Binding: Paperback

ISBN 9781906307776

About the Book: 

When I returned from India to Scotland, first as a child and again as an adult after eight years working in Pakistan during my twenties, the juxtaposition of these complementary emotional force-fields precipitated in me the writing, or making, of poetry. - Tessa Ransford

This book celebrates Tessa's work over the last four decades. The selection draws attention to the authenticity and emotional integrity in her writing, her lightness of touch and openness to ideas and the world around her. The development of Tessa's style and technique becomes clear through the recurrent themes of her poetry; motherhood, destiny, nature and love.

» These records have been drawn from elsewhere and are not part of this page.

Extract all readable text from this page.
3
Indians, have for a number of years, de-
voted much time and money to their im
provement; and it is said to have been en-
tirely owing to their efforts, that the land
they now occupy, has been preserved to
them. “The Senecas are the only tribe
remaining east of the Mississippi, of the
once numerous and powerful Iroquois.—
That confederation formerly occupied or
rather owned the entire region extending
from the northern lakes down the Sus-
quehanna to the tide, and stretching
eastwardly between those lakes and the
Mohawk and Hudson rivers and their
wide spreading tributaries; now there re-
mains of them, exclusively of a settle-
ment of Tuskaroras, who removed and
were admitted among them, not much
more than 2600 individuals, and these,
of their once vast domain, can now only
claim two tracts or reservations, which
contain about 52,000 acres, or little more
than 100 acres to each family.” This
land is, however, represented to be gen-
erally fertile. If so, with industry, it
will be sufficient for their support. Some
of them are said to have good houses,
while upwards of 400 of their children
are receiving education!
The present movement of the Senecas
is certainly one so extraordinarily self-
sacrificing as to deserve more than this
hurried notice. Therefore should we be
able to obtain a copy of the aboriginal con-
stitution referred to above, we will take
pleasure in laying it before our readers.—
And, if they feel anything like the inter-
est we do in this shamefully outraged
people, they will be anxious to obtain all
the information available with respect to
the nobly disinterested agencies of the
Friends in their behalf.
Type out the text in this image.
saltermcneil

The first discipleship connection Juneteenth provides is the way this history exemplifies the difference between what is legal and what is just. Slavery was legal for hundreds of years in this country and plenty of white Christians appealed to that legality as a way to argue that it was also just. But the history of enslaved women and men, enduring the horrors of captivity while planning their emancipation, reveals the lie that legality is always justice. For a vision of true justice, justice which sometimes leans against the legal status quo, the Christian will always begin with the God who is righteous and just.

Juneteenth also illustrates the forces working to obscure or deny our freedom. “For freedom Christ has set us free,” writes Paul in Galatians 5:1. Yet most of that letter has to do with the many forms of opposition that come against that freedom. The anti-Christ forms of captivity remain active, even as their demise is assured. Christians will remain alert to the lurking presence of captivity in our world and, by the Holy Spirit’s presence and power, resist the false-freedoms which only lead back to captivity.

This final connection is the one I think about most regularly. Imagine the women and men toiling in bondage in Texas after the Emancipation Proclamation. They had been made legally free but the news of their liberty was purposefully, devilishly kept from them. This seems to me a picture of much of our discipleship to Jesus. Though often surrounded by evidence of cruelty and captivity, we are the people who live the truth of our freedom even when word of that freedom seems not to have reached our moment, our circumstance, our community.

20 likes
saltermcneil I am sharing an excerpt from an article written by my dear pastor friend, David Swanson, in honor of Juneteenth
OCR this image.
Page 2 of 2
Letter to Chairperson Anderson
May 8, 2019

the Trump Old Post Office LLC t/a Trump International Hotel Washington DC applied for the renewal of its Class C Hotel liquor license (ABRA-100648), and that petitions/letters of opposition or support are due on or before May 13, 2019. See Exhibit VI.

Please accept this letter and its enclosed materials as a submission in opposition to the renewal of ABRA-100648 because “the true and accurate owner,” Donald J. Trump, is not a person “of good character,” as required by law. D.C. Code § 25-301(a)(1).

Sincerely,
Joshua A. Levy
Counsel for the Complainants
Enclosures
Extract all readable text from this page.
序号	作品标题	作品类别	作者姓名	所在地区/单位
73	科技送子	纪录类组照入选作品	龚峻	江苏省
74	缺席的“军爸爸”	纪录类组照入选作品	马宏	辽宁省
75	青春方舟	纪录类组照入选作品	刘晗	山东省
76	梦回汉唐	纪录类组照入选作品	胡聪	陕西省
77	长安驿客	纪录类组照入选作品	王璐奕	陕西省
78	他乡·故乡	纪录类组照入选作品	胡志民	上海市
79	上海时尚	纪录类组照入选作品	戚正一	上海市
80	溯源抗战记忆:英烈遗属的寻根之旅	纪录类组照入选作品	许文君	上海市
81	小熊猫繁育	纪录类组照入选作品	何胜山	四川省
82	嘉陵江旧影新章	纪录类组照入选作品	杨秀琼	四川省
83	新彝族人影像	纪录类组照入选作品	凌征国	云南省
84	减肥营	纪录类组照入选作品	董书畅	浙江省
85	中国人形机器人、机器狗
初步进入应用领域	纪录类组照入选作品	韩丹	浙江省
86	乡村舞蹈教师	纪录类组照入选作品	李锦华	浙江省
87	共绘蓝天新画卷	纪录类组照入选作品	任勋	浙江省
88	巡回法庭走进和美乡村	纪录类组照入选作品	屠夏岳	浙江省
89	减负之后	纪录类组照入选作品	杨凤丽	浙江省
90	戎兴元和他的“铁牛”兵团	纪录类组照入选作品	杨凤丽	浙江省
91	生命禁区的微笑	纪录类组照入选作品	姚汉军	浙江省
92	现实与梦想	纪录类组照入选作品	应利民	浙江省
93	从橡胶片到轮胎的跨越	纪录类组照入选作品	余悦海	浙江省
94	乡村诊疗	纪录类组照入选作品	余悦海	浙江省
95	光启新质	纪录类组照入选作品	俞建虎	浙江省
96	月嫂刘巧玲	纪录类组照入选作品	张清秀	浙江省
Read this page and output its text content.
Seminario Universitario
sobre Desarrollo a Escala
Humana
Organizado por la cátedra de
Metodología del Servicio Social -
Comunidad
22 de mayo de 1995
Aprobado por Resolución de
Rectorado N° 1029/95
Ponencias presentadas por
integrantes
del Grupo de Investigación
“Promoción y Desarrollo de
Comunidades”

Either as an introduction to Tessa's poetry or as a culmination of years of reading her poems, Not Just Moonshine represents a substantial body of work from one of Scotland's most accomplished and engaging poets.

Reviews: 

What is striking about her development as a poet is not only the unity of her work - the 'unusual purity of vision' early identified by Alan Bold - but its continuing openness to the influences of the world around her. A. C. CLARKE

The enlightened mind at work, at both art and the problems of the world, rich with native wit, keen to connect and transform. ALI SMITH

Unshamedly intellectual in its approach, Ransford's work acknowledges no limitations of gender and is about as far as one could get from conventional expectations of 'women's poetry'. CHRISTOPHER WHYTE

About the Author:

TESSA RANSFORD was born in India, educated in Scotland and has lived all her adult life in Scotland apart from eight years working in Pakistan in the 1960s. She has published many books of poetry since the mid-70s and has been translated and published in Germany, Austria, France, Denmark and Japan.

Tessa founded the Scottish Poetry Library in 1984 and was director there until its establishment in new premises in 1999. She has an honorary degree for services to Scottish literature from the University of Paisley (now the University of the West of Scotland) and in 2000 she was awarded an OBE for her services to the SPL. Tessa was also founder/organiser of the School of Poets poetry workshop (1981-99) and editor of Lines Review poetry magazine for ten years. Founder of Scottish pamphlet poetry and active in Scottish PEN, she is also now the Royal Literary Fund Writing Fellow at Queen Margaret University.